I had a discussion about these issues some time ago with my superior. Of course, I couldn't prove that "hierarchical multi-table approach" (see olavk's answer) is better, but I felt it! I would always choose this method. One root table with all the fields that entities have in common, and 1-1 child tables with fields they don't have in common. If need this approach can be extended to more child tables, as long as business logic and other entities will have something out of it. That is, I don't think one needs to go overboard with this.

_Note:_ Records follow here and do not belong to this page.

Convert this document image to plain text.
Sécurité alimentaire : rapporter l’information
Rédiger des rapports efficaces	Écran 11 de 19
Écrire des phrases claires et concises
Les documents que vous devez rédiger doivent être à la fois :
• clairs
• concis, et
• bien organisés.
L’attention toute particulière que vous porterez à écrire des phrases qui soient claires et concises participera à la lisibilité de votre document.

I'm also against creating separate "child" tables without the root table, where each table has a copy of the same fields. I think Corey's answer suggests such an approach as an example of a bad multi-table model, and he criticizes it as well. I would like to add that having to write joins isn't the main issue with that. It isn't an issue at all, since most of database queries have many joins, and it's a normal thing. It's difficult creating relationships with other tables - you always need an Id and a TypeId to know which table links to it. In the case of a root table, you only need the Id.

-1
votes

How about both? Have your cake and eat it too!

There's another option somewhere between the "one big table" and the "fully normalized" DB that really combines the best of both worlds: You can use something called materialized views, which are like views in that they are just as flexible and you query as many tables as needed, setting up all the joins etc., but they're also like tables in that the results are actually stored in a table.

The nice thing about this is that once you set this up and decide when it is to be refreshed (everytime one of the underlying table sis changes, or maybe just once per night) you don't have worry about it anymore. You can query the materialized view as if it were one big table (because it is), and performance will be fast (faster than using the select statement that is behind it). Most importantly, you don't have the headaches of maintaining data integrity. That's what the DB is there to handle.

If you don't have a DB that supports this out of the box, you can still use this idea by building a table out of the results of the view as a batch job each night.